If Scotland's men have swum against the tide in recent Six Nations, the women have been kayaking into a tsunami.
Playing catch-up against its international counterparts, Scottish Rugby channelled a portion of its £20m 2014 BT sponsorship into recruiting Sheila Begbie, successful in a similar role with the Scottish Football Association, to head up and restructure the female game.
A year later, Shade Munro, the former Scotland and Glasgow Warriors assistant coach, was appointed to marshal things on the training paddock.
'Still very much amateur'
Munro is around seven months into his new role and paints the picture of a pitifully constrained Scotland, labouring merely to cross the start line as their rivals hare off down the track.
"Even speaking to the other [Six Nations] coaches, they're much further down the road than we are," he says.
"They're certainly better-resourced in terms of personnel, money; they have professional players.
"We're still very much amateur; still very much stuck in that amateur culture and ethos. That stems from the club game in Scotland.
"The SRU have done well introducing academies - the difference in players involved in academies and those that aren't is marked. It's just constantly banging that drum really."
|Scotland women's Six Nations|
|Scotland women v England women (5 February)|
|Wales women v Scotland women (14 February)|
|Italy women v Scotland women (28 February)|
|Scotland women v France women (11 March)|
|Ireland women v Scotland women (20 March)|
This will be as challenging a project as Munro will ever undertake in coaching given how far the set-up is from even the most modest of professional environs.
"When you're a professional coach you know exactly what you're doing every day, the resources are there - it's actually quite easy," he explains.
"This is a different way of coaching, which is actually a good thing.
"My perception when I came in was that the women players weren't very good, they didn't really train that hard. For the last five years, they haven't won a game in the Six Nations, so what are the reasons for that?
"I thought it must be the players themselves. That perception was totally wrong. It's not the players at all - they're hard-working, they have a real desire to succeed, they're willing to learn, they're really coachable.

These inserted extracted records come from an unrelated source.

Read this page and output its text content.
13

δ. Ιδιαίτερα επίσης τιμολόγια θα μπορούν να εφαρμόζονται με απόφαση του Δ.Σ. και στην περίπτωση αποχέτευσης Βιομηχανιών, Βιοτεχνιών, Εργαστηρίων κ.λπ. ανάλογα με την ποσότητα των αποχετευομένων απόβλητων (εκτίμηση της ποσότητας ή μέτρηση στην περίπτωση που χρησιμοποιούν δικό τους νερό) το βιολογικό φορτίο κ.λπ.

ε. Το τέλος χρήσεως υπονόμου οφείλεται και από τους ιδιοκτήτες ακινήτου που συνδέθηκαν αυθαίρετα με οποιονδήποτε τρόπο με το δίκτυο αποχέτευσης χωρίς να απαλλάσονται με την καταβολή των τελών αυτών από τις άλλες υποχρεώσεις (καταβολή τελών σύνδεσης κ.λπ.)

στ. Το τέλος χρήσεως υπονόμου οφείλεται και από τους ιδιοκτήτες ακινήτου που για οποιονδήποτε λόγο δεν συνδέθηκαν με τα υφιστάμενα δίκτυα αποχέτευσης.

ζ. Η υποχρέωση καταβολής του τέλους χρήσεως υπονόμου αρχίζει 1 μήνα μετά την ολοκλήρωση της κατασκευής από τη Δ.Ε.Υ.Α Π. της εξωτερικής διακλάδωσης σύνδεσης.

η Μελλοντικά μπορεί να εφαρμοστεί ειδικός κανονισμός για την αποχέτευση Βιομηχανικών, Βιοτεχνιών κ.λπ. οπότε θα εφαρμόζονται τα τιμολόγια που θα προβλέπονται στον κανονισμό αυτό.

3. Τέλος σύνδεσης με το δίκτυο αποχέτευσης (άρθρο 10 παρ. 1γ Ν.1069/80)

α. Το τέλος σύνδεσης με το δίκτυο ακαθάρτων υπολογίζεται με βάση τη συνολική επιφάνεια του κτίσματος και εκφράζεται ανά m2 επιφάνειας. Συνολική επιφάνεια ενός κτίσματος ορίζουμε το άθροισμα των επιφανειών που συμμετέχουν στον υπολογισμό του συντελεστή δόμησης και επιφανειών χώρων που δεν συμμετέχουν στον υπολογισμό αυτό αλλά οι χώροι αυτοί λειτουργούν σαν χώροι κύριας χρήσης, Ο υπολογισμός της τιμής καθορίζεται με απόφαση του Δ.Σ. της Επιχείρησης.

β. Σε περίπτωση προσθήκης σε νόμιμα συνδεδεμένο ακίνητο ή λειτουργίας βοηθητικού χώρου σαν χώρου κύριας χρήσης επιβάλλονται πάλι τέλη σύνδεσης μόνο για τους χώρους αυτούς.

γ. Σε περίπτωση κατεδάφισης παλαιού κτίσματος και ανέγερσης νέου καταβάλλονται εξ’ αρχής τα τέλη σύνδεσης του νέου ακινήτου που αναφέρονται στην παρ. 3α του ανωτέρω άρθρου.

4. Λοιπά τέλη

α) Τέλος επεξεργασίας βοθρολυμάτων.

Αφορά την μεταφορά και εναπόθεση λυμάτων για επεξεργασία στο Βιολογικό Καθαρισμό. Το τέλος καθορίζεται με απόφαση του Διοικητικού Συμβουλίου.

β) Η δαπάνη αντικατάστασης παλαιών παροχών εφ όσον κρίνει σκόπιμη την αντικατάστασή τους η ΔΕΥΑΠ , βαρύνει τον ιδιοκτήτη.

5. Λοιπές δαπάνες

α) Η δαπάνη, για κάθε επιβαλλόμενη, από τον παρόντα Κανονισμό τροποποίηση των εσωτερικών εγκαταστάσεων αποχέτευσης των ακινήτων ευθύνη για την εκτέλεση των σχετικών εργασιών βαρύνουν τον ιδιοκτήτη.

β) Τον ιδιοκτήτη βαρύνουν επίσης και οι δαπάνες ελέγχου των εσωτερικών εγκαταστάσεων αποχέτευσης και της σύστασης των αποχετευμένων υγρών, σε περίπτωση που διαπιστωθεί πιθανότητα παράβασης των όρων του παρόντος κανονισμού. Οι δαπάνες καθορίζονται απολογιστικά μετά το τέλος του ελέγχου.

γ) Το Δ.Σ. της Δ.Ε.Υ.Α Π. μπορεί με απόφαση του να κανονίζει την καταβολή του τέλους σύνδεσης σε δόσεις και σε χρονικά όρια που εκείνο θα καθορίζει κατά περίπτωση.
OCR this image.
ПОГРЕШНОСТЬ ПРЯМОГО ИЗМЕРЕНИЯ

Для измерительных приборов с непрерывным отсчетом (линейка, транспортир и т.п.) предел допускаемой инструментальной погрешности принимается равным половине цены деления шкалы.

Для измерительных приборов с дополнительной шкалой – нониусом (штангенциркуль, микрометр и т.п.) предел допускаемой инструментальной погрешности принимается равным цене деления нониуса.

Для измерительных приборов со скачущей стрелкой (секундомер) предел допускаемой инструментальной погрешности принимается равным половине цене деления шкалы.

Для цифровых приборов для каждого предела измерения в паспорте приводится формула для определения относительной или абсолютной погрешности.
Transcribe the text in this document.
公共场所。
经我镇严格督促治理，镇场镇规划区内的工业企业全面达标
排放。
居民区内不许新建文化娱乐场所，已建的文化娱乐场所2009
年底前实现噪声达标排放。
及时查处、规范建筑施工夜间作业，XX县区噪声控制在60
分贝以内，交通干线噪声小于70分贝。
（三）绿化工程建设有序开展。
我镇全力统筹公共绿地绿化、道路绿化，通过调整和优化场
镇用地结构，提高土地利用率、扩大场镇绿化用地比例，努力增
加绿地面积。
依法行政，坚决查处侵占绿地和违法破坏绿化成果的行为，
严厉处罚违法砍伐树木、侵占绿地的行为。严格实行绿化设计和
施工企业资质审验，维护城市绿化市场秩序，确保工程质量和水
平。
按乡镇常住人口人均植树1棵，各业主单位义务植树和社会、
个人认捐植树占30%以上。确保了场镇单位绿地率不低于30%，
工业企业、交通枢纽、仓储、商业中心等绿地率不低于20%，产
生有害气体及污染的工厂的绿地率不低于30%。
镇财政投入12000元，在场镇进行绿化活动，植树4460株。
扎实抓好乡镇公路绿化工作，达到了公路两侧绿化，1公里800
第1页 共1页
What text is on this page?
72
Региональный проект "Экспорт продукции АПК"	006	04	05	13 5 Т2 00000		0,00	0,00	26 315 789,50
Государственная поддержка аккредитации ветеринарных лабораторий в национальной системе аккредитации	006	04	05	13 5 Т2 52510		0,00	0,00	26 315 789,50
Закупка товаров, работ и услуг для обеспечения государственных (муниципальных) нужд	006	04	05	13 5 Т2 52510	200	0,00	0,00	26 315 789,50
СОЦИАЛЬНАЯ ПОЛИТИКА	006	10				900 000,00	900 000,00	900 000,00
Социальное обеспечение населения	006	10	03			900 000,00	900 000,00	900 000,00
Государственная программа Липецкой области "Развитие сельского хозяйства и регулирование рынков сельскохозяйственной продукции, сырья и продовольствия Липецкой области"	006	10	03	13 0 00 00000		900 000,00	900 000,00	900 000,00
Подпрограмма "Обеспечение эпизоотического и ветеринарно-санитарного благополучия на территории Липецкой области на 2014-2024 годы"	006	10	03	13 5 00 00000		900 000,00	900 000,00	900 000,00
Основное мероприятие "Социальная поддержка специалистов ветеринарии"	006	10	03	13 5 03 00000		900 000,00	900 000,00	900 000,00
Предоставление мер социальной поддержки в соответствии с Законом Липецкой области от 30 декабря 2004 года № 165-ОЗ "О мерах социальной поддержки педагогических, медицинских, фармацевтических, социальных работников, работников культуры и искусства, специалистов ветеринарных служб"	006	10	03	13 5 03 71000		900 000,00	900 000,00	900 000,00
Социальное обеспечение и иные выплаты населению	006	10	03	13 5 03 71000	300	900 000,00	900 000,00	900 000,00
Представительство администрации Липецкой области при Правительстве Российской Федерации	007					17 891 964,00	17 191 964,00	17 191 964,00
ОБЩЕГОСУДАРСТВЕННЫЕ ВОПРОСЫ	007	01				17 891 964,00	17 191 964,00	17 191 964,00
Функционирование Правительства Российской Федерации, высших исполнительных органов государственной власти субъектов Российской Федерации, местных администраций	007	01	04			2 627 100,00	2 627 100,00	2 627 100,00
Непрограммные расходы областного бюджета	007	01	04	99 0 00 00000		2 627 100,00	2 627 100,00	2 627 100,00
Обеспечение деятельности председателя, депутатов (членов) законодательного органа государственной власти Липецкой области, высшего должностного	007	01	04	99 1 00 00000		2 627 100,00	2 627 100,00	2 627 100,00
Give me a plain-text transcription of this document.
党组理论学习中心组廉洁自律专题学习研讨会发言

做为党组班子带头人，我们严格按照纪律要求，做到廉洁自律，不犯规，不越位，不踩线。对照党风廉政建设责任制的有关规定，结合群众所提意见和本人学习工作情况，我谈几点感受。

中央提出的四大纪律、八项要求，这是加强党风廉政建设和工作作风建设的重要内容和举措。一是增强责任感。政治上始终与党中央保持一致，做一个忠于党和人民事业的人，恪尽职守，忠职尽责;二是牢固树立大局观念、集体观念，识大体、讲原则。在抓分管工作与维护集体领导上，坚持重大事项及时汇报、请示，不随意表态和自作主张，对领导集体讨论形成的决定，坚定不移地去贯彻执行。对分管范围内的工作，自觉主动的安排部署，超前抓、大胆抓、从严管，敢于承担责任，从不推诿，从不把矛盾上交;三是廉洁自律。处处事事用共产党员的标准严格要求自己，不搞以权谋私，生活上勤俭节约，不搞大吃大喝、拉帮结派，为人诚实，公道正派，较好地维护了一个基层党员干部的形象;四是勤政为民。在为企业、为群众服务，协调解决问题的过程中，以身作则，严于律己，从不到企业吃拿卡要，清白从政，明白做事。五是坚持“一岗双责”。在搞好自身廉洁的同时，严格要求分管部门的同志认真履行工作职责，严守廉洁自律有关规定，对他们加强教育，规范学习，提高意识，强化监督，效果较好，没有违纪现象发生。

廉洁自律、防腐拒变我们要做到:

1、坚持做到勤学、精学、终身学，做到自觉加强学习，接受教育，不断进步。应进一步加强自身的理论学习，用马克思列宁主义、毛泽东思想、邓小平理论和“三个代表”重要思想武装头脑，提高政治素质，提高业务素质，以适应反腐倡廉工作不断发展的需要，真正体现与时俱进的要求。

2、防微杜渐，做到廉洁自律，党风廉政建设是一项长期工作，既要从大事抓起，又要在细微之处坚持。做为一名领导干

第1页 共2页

"It's just not been properly resourced. There aren't that many players in Scotland, which is another reason, but partly the gap is growing because the other teams are moving on down the professional route and we aren't."
Focus on elements, not results
Munro has to peel away all the intricacies of coaching elite teams, immerse himself in the realities of his new surroundings.
The old Warriors playbook has been slid back on to its shelf for now and the process of gradually bettering his players, step by punishing step, is underway.
"I started by looking at last year's Six Nations and it's pretty obvious what needs to be worked on," he says.
"Upskilling the players, getting them fitter, improving their all-round skills, getting them to enjoy playing again.
"I'm not saying they didn't enjoy playing last year, but you imagine losing every game, every time you put a Scotland jersey on, it's very tough.
"It's building their confidence back up, allowing them to try things rather than them being scared to do so, pointing out things they're good at."
The towering ex-lock, with seven Scotland caps to his name, will not burden his players with undue emphasis on results in this year's tournament.
Their campaign begins with a Calcutta Cup duel on Friday evening against a visiting England team that has dipped since lifting the 2014 World Cup, but still stuck eight tries past the Scots a year ago.
"That's not the way to coach them at the moment," he says. "What I'm trying to do is break the game down into compartments - defence, set piece, attack, contact - and refer back to that.
"If you succeed in all those areas, you'll win games. So when you don't win games, one, maybe two of those areas you haven't achieved - that's what you then focus on.
"If I can improve them, which I have no doubt I will, and if they can get a win, then fantastic," he adds.
"That may be a time coming, but you never know."